Weshalb können diese Nato-Verbrecher ihren Müll nicht direkt nach Danzig schiffen? Da sollte sich die deutsche Bevölkerung demonstrativ dagegen verwahren und zu Massendemos aufrufen


Dietmar Fürste:
13.01.2017, 06:58 Uhr

Jetzt versteht man, warum der § 20 StGB seit Januar 2017 "weggefallen" ist, der die Vorbereitung enes Angriffskrieges unter Strafe gestellt hatte.

Wie im Kalten Krieg geht die Hetze gegen Russland Hand in Hand mit der Osterweiterung der NATO weiter und brav unterstützen EU und BRD diesen Vorgang mit Sanktionen und mit der Bundeswehr als Hilfstruppe.

Hinterher wird es wieder heißen, die Deutschen haben diese aggressve Interventionspolitik nach Kräften unterstützt...


Reinhard Nickel:
11.01.2017, 11:40 Uhr

Der aufmerksame Beobachter kann nur den Kopf schütteln. Langsam, still und leise wird so die Stimmung für einen Krieg angefacht. Die Menschen werden an die Truppentransporte gewöhnt.

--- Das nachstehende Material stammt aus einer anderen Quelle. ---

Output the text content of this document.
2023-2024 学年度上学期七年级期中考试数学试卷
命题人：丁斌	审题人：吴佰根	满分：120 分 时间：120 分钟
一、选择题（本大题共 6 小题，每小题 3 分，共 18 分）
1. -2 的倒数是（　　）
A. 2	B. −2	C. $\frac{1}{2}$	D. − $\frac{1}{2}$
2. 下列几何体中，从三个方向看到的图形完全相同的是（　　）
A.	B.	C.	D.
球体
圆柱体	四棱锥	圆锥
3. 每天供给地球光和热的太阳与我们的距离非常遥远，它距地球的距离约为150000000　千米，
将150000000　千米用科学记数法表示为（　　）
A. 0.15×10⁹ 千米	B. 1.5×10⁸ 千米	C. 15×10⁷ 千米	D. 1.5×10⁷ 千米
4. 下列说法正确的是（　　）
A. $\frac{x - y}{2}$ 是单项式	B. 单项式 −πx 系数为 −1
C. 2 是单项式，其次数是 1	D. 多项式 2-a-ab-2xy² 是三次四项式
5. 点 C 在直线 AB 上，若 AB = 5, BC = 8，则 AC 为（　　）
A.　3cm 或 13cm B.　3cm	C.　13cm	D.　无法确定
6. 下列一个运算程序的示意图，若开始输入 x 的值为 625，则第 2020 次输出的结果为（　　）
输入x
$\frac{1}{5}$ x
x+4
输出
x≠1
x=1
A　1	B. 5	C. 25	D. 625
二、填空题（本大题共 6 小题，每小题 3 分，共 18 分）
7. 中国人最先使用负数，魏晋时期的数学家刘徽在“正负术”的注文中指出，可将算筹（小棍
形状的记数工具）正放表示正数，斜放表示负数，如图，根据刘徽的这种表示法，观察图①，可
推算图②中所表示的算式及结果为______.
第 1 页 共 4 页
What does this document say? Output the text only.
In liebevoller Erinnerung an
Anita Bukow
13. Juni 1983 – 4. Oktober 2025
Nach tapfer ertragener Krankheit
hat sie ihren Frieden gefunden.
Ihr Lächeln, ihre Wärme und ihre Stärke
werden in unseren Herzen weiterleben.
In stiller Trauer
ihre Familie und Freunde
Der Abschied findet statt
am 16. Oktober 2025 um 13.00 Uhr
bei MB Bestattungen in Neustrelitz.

Die kleinen amerikanischen Verbände werden natürlich wie Nadelstiche den russischen Bären in seiner Winterruhe stören. Man stelle sich mal das mediale und politische Geschrei vor, wenn Russland in Mexiko eine Division auffahren würde! Schlimm nur, die Folgen werden wie üblich über Mitteleuropa, also Deutschland abgeladen. Und unsere unfähigen Politiker stellen dafür noch die Servicekräfte bereit.